Most of the press and coverage today focused on "Consumer Identity" - or more accurately Consumer Commercial Identity - and the benefit of PayPal Access for consumers and online merchants visited by those consumer. Consumer identity is indeed one facet of "Commercial identity" - but there is another side to commercial identity, a less understood - and arguably less sexy - side and that is Merchant Identity. What do I mean by this? Let's look at a scenario:

Merchants themselves are consumers of so many online and offline services (think of it as B2B services) - a company that sells on eBay - or any other online channel - has an eBay account, an account with a shipping company (FedEx), a Facebook account, perhaps another account with a email marketing service, bank account etc. Clearly merchants suffer from the same "account and password hell" that consumers do - but this hell is a lot deeper and hotter for merchants, consider these facts

- Most merchants have employees/contractors who create these accounts on behalf of the merchant,
- A lot of these employees (for smaller merchants) are part time or temps
- Employee turn over is high

Here in addition to the usual forgetting one's password - which for merchant leads to loss of productivity and money - sometimes the person who created the account simply leaves - if you are lucky and s/he good terms, you end up having to chase the employee and restore your access, if not, you are exposed to unauthorized access by the employee or down right "account take over".

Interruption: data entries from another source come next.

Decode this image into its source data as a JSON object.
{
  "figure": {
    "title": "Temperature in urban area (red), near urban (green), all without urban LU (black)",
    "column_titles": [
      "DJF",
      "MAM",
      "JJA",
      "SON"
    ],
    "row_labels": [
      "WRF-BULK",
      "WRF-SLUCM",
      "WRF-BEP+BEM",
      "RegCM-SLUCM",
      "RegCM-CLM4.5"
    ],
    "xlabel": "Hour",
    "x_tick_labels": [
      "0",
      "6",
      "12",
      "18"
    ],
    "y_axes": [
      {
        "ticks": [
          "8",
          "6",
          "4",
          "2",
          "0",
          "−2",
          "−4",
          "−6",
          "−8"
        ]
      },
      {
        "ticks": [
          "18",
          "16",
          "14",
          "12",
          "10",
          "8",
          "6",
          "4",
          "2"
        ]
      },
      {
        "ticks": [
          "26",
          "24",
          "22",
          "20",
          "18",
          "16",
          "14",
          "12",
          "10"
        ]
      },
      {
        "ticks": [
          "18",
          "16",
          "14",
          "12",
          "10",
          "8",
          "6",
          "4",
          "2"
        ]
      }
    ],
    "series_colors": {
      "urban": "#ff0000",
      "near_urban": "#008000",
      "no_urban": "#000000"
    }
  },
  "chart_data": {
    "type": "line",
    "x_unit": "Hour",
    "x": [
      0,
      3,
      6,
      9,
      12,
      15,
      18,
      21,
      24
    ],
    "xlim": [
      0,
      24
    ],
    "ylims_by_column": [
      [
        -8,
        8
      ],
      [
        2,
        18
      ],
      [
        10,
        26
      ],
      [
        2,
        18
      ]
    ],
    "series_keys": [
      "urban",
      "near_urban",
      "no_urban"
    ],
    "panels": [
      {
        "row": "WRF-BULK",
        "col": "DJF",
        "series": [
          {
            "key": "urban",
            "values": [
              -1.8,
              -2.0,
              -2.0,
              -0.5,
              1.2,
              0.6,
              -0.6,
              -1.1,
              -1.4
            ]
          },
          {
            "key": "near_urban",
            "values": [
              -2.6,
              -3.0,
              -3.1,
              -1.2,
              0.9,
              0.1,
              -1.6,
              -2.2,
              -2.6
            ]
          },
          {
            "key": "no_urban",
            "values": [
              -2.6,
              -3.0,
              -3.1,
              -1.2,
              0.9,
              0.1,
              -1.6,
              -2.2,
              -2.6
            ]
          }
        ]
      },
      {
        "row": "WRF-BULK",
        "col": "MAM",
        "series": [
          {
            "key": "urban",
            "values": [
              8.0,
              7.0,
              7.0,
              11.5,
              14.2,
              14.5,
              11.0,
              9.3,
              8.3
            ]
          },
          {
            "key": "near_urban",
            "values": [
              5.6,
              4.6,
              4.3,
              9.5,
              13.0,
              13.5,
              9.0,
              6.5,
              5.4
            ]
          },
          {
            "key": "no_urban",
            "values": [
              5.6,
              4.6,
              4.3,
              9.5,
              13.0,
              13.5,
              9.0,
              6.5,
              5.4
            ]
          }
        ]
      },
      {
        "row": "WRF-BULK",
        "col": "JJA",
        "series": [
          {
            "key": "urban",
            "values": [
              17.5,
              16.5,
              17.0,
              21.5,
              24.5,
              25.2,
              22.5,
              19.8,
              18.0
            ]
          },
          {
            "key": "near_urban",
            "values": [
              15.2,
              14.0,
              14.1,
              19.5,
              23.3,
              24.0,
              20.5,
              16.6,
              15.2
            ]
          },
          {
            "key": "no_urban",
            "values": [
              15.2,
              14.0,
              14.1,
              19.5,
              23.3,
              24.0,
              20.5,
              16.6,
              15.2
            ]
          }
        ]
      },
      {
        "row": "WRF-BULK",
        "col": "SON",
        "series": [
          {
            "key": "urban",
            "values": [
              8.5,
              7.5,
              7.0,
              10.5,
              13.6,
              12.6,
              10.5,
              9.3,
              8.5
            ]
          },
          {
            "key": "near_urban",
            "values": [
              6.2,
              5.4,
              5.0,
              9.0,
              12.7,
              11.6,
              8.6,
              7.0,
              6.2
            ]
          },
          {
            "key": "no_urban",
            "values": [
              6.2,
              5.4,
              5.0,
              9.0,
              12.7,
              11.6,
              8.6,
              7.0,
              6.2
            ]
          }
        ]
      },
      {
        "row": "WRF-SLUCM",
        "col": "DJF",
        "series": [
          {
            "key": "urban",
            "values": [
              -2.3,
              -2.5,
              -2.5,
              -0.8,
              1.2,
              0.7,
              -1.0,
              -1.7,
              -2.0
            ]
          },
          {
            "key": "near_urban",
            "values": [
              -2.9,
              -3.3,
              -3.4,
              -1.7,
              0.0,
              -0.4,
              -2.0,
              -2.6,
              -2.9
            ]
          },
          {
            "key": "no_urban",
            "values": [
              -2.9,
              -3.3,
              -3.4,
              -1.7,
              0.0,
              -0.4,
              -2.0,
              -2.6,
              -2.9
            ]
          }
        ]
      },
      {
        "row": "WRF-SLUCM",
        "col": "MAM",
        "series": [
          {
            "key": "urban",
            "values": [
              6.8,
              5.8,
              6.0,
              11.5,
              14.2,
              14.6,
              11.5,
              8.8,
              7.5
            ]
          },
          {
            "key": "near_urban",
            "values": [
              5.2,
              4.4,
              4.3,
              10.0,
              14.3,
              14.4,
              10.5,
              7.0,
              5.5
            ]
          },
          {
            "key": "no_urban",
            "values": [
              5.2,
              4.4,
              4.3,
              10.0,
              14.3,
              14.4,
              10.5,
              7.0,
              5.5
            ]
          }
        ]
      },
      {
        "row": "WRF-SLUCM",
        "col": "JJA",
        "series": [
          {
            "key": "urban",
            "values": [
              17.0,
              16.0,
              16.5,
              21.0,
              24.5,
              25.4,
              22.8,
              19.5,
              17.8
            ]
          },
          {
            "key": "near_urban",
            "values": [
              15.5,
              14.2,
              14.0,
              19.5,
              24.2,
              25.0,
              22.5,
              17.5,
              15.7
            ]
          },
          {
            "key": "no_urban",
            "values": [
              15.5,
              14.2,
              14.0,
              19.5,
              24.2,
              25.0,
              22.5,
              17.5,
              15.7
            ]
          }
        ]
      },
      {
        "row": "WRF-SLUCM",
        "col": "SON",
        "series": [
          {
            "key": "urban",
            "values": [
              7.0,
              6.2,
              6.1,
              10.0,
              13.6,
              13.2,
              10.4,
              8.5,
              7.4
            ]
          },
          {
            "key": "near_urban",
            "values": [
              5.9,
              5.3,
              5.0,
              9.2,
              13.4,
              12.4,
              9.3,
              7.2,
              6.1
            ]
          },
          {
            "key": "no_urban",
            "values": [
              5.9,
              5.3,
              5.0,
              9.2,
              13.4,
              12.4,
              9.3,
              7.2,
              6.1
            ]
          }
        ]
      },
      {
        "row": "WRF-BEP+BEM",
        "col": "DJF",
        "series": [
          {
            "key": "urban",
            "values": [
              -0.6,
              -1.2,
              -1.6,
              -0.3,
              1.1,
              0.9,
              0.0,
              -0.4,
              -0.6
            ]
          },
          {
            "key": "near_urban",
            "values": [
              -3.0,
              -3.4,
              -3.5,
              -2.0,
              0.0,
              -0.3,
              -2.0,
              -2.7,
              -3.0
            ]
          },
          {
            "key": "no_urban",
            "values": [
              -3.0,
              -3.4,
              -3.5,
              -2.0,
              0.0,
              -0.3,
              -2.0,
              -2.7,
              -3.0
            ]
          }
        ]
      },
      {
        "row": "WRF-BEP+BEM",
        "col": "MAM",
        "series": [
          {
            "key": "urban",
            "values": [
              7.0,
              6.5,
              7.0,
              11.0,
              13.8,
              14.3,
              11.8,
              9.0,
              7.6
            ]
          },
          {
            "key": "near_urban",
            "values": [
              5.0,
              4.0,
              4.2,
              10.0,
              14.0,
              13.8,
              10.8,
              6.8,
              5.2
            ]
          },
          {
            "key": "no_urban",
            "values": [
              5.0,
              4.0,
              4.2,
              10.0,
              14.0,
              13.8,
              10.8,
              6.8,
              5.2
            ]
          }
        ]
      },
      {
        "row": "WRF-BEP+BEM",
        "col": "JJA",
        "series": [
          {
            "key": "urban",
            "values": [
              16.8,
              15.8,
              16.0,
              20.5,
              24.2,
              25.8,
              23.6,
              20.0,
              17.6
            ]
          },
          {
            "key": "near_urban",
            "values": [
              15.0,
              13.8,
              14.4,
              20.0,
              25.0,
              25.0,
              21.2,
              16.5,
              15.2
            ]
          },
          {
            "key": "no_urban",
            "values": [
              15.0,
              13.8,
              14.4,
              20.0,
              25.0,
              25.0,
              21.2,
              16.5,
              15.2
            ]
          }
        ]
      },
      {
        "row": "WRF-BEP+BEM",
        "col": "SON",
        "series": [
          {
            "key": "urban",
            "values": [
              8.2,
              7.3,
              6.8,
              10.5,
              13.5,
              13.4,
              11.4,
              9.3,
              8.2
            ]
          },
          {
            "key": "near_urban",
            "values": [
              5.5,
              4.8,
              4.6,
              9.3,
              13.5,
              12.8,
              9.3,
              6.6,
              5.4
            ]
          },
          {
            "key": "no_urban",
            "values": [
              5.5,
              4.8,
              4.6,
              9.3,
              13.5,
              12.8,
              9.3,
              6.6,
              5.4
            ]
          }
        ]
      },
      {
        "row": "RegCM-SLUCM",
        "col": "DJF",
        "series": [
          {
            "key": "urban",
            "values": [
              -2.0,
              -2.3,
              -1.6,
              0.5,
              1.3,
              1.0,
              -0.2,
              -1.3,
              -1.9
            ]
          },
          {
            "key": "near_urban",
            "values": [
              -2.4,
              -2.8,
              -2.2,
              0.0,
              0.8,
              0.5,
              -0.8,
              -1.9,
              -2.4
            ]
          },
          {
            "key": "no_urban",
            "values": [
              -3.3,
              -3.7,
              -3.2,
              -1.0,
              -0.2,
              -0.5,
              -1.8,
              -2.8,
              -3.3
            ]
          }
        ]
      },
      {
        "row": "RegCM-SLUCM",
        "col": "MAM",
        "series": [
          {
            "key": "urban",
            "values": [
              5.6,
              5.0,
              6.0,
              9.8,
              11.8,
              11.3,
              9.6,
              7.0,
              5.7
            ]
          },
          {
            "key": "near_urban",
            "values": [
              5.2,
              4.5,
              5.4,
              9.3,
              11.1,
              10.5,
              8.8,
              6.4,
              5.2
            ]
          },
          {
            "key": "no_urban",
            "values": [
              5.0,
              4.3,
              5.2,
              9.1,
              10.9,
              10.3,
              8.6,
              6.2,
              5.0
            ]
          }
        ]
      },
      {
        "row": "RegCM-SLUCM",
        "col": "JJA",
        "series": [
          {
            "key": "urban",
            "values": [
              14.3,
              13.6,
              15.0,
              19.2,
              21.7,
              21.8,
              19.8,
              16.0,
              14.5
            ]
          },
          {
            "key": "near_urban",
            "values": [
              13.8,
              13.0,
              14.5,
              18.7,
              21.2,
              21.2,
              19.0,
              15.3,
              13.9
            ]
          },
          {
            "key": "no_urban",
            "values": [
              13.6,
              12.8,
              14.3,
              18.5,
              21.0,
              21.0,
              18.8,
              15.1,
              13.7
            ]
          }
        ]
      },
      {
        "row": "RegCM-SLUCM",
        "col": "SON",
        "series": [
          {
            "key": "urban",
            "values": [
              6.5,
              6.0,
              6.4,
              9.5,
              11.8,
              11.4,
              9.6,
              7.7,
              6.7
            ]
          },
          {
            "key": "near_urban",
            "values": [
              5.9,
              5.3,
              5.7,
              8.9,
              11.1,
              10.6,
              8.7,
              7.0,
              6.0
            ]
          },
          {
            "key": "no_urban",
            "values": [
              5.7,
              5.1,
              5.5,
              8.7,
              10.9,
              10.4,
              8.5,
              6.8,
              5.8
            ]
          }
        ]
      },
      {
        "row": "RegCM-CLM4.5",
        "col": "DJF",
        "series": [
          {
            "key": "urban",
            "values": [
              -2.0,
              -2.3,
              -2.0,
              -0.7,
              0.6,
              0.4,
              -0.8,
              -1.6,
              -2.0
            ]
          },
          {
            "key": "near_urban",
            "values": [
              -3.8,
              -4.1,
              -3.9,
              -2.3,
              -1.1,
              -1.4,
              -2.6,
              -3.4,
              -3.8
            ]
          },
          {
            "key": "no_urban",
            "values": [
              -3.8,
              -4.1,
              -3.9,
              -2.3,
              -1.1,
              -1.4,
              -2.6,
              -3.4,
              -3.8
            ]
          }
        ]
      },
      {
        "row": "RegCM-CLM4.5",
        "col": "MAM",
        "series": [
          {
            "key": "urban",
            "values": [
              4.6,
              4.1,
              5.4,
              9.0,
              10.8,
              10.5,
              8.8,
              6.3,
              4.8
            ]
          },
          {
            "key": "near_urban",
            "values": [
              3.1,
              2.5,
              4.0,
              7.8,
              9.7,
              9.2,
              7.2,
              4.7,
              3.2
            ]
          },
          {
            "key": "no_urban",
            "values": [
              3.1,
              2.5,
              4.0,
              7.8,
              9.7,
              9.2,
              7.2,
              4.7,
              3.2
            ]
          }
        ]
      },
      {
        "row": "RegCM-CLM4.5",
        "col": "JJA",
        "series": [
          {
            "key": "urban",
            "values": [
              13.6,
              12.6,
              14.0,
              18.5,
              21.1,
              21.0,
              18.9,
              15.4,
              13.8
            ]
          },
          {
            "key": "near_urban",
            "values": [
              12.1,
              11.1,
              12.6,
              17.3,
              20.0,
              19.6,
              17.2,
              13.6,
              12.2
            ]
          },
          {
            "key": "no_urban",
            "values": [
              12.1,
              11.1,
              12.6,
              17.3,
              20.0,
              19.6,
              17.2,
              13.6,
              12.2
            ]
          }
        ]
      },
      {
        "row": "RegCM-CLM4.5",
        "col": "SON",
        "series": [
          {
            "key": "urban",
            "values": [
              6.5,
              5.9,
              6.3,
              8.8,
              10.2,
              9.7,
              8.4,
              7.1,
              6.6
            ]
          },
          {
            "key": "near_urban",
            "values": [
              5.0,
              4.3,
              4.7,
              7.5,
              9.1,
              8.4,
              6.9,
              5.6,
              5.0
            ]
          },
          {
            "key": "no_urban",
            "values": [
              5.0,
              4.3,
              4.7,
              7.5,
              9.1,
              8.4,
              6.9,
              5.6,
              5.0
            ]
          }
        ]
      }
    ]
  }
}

You might say, what is the difference between this and consumer identity, these employee are consumers to and technically there is no difference. But look closer. Merchant use cases are fundamentally different. In consumer identity use cases, a consumer is a principle and gives consent on his/her own behalf to a agent (another site or application), the IDP itself recognizes the consumer is the principle and allows her (and ONLY her) to change or revoke this access. In Merchant cases, what appear to be the consumer is really not a principle binded to the merchant identity but an employee. In this case IDP must recognize this "hierarchical relationship" and allow and "admin" employee of merchant to monitor and manage the life cycle of tokens (and identities) of employees.

In the use case above, merchant X would not reveal its primary eBay user name and password to any employee, the would provision an account for each employee. Employee then logs into eBay using her own account - and via PayPalAccess - All the while PayPal Access monitors and manage all the tokens issued to all employees of merchant X. Should an employee leave or changes function, the token can be revoked by merchant X admin regardless of employee's decision.

If this sounds familiar to LDAP or ActiveDirectory, b/c it really serves the same function: Enterprise Identity, in this case enterprise is really a merchant. This is not unexpected in the world where enterprise identity, consumer identity (a.k.a social identity) are converging - and there is a need for a cloud based enterprise user management.

Please note that this is NOT an annoucement (or leak) for PayPal Access Cloud-Base user directory. IT IS NOT, REALLY. I just wanted to point out the there is two sides to commercial identity, a sexy side (consumer) and a side that can make you money (merchants).